Most important scientific achievements
  • Discovery of a previously unknown coloured secondary metabolite (coelimycin, CPK), a product of the ‘silent’ polyketide synthase of Streptomyces coelicolorA3(2) – a model species for radicle genetic studies. To describe the key role of type II thioesterase for the operation of the biosynthetic machinery of this compound.
  • Describing the involvement of the CpkO and CpkN activators of the SARP family and intracellular coelimycin precursors in the regulation of expression of the CPK biosynthesis gene complex.

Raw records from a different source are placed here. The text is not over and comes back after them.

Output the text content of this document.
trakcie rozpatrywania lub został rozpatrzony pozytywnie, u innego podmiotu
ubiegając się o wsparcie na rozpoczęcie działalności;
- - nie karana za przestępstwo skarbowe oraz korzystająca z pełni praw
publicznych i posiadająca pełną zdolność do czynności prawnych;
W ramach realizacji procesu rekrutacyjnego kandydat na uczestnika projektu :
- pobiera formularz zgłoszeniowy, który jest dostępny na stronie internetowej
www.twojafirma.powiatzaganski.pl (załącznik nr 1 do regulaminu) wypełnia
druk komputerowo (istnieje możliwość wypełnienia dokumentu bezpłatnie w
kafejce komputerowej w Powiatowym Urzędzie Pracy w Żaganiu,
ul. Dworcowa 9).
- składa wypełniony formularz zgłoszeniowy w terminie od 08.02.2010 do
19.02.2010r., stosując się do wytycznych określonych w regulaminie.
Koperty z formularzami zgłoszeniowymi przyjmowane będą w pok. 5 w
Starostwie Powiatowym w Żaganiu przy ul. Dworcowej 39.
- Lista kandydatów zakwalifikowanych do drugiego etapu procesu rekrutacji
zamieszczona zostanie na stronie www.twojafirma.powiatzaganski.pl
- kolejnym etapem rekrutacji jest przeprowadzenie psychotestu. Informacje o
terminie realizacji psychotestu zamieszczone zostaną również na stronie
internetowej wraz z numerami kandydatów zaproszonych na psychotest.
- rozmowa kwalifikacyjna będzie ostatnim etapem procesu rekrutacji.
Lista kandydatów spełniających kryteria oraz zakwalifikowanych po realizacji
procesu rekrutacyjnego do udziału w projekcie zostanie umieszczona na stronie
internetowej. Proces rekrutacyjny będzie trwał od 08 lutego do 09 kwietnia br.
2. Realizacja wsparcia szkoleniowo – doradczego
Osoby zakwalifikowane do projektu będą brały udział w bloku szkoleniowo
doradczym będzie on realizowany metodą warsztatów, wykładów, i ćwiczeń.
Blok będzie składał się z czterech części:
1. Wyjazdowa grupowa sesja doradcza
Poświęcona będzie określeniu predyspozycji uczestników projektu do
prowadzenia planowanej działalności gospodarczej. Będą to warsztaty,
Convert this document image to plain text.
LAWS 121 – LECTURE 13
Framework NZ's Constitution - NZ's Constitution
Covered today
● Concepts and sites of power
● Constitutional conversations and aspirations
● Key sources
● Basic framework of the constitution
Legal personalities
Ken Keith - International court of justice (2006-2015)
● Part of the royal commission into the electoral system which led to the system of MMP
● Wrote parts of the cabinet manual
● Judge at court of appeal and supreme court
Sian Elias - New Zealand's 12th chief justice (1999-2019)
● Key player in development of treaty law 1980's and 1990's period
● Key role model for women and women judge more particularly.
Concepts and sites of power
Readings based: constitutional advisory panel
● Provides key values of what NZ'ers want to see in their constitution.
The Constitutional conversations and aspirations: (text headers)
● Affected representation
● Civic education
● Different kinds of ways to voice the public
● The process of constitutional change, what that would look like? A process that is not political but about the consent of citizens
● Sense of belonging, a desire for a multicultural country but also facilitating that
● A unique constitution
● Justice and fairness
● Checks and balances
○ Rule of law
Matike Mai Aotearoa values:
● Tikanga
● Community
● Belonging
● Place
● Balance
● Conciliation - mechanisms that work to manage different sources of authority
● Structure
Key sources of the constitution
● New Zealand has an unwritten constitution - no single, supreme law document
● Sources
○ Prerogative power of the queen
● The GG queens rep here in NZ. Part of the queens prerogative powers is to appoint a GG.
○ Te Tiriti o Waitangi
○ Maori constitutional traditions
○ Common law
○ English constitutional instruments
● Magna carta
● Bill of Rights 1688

  • Demonstrating the pleiotropic role of CpkO and CpkN proteins. To describe the function of HypR and SCO3932 proteins belonging to the GntR-like transcription factors.
Research methods
  • molecular biology of bacteria
  • bacterial mutagenesis, in particular of the species Streptomyces sp.
  • phenotypic analysis of mutant strains (e.g. growth curves, gene expression analysis by in vivo probes, RT-qPCR and western blotting, analysis of secondary metabolite production)
  • production and purification of recombinant proteins
  • biomolecule interaction analyses (EMSA, footprinting, ChIP-PCR, protein cross-linking, affinity chromatography, gel filtration and others)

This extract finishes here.